The disagreement between Mr. Zutshi and the board member regarding who should succeed Mr. Zutshi has sabotaged the effective decision-making process. It is highly unlikely that the next president will be the “best” candidate, and politics will compromise the integrity of the decision process. Naturally, there are enormous implications for the economic health of the organization.

In conclusion there are a multitude of factors affecting the quality of decisions made by any given manager that include but are not limited to: personality characteristics, experience, the context of the situation at hand, strategies used and critical thinking and analysis. It is only a logical conclusion that the manager will implement decisions with an enthusiasm and dedication that is equivalent to their belief they have selected the correct action for the situation. If Mr.Zutshi follows some of the simple steps outlined and avoids the pitfalls, he can and should have complete confidence in the decision made.

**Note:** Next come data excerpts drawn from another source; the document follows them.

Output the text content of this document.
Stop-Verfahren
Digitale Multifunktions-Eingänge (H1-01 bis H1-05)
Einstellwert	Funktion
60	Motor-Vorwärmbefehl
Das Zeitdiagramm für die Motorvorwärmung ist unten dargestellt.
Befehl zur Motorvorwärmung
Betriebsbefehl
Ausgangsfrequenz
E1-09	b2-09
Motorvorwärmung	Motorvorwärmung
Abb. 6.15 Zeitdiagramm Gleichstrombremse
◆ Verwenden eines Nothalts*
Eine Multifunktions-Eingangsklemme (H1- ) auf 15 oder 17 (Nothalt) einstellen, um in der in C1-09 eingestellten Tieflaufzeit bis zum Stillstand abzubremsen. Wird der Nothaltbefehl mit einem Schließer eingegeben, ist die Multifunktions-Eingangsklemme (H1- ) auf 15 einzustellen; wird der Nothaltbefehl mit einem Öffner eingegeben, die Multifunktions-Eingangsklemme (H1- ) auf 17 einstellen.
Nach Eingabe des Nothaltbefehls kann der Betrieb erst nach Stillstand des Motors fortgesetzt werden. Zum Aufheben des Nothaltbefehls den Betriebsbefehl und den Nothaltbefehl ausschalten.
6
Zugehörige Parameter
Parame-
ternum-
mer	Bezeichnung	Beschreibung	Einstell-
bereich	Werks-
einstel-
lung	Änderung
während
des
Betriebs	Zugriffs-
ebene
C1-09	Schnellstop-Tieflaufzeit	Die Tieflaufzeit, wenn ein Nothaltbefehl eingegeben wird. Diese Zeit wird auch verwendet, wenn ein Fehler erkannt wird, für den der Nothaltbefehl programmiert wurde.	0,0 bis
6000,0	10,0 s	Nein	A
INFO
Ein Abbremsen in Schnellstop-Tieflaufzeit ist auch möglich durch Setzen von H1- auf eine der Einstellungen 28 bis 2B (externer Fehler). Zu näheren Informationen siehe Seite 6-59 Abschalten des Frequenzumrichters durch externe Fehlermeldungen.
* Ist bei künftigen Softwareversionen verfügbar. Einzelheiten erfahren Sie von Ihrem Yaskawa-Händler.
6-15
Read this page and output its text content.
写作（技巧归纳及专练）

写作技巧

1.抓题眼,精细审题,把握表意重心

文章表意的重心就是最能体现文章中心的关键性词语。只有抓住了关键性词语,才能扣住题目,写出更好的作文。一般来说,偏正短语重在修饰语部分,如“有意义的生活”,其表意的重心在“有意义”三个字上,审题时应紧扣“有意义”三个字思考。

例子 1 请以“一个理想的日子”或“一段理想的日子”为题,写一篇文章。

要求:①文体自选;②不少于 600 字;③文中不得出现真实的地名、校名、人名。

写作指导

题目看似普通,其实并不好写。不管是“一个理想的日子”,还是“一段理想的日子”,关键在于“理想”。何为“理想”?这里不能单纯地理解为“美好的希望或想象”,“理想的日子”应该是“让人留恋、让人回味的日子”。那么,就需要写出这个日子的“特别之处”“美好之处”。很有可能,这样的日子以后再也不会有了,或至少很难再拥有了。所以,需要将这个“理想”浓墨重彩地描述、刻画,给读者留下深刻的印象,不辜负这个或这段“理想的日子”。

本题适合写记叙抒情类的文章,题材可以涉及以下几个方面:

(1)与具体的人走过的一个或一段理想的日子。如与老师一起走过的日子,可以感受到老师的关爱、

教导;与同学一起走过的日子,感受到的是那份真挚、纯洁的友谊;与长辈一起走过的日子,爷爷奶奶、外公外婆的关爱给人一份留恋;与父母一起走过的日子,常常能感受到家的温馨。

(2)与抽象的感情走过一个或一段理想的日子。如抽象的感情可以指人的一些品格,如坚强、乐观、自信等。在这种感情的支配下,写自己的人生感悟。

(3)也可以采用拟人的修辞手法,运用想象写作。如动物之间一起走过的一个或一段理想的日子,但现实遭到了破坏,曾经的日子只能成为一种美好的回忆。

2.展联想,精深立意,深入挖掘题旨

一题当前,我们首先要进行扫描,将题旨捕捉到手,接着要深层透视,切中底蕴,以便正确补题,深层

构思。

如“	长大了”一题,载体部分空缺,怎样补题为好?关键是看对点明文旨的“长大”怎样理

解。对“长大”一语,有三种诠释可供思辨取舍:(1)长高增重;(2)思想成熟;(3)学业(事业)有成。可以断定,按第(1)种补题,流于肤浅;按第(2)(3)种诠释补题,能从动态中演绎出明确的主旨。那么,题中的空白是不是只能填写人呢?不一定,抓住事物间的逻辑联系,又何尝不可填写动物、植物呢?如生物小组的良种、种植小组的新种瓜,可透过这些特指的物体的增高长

Making decisions is a major portion of the manager’s responsibilities. It is an aspect that cannot be taken lightly nor can it be done in a hasty manner. Decisions that are made with deliberation using different kinds of processes, however, can lead the department or company to better and/or more profitable operations. When decisions are indeed made in this manner, the manager should feel confident that he or she has made an appropriate decision and is the best option given the information available at the time. This does not mean to say that the manager will always make the correct decision; lack of information or situational changes can lead to faulty analysis. However, if the manager uses critical thinking and proven successful decision-making strategies, he or she can and should be confident in whatever action they have decided is appropriate.


Drucker, P.(1967). The Effective Executive. New York: Harper & Row Publishers.

Moody, P. (1983). Decision Making. New York: McGraw-Hill Book Company.

Nutt, P.C. (1989). Making Tough Decisions. San Francisco, California: Jossey-Bass, Inc., Publishers.

Donaldson, G. & Lorsch, J.W. (1983). Decision Making At The Top. New York: Basic Books, Inc., Publishers.

March, J.G. (1994). A Primer On Decision Making. New York: The Free Press.